Interesting. What state are you in?

I’m in Area VIII and as far as I know it’s the entire area. A lot of people just school with a buddy system.

Nice! I just checked the bigger local schooling facilities websites and they all state clearly on the website that you must be with a trainer, and the trainer must have liability insurance (one specifically stating they must have $1 million dollars in liability coverage). However, I checked a smaller local facility and there is no such requirement. Guessing it’s a facility by facility policy, although like I mentioned all the larger facilities nearby that offer XC schooling require it.

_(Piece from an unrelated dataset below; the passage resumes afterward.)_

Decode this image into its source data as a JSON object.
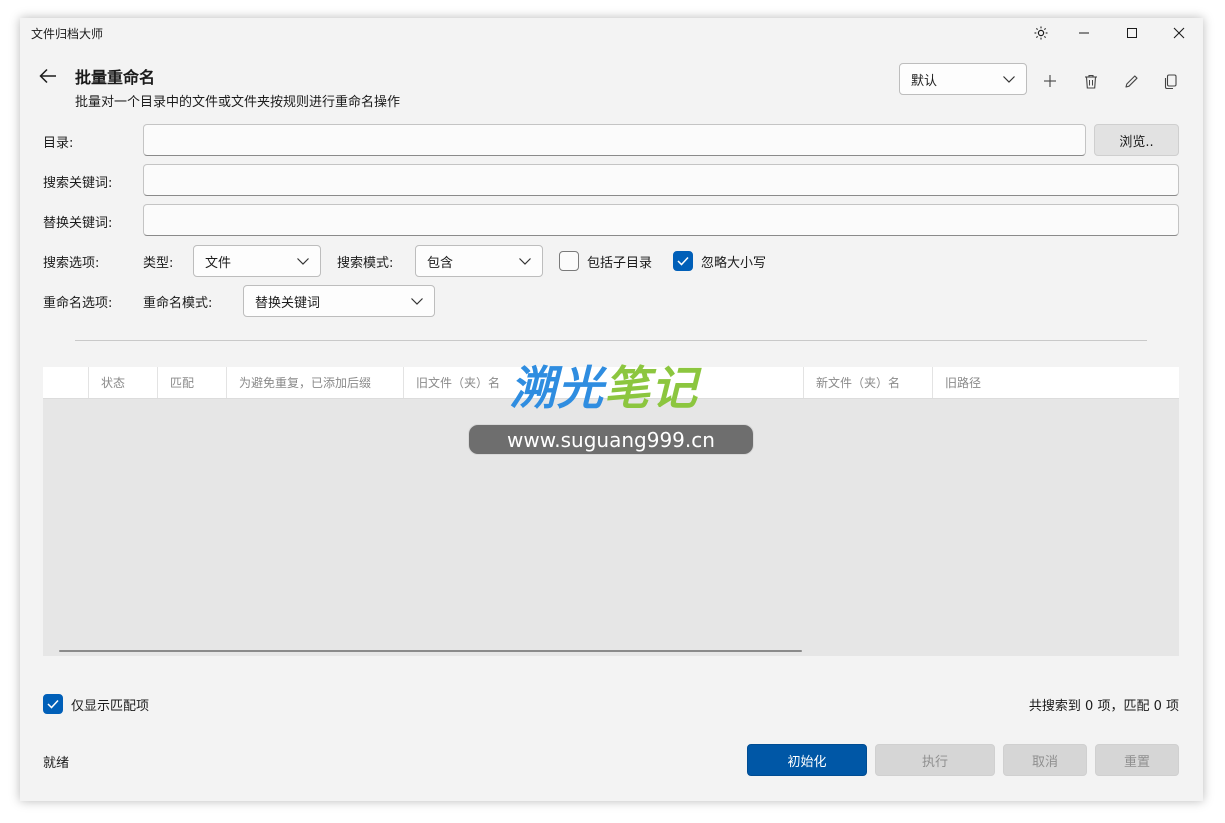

ETA I just looked at the Windurra website and there’s no mention of needing trainers insurance. So maybe a regional thing as well.

Most of the facilities I am familiar with in Area 2 also only require a ground person, not a trainer. For example:

Loch Moy: https://themarylandhorsetrials.com/schooling-at-loch-moy-farm/

Win Green: https://wingreenxc.com/xc-schooling/

Waredaca: https://waredaca.com/main-menu-page/schooling-at-waredaca/cross-country-schooling/

Flora Lea: https://floraleafarm.com/services/

Full Moon: https://fullmoonfarm.com/services/cross-country-schooling/

Horse Park of NJ: https://esdcta.org/shows-events/cross-country-schooling/ (schooling only allowed on specific days)

And as far as I know, none of the events in the area that offer XC schooling immediately after competitions (such as Morven or Middleburg) require a trainer, only a ground person.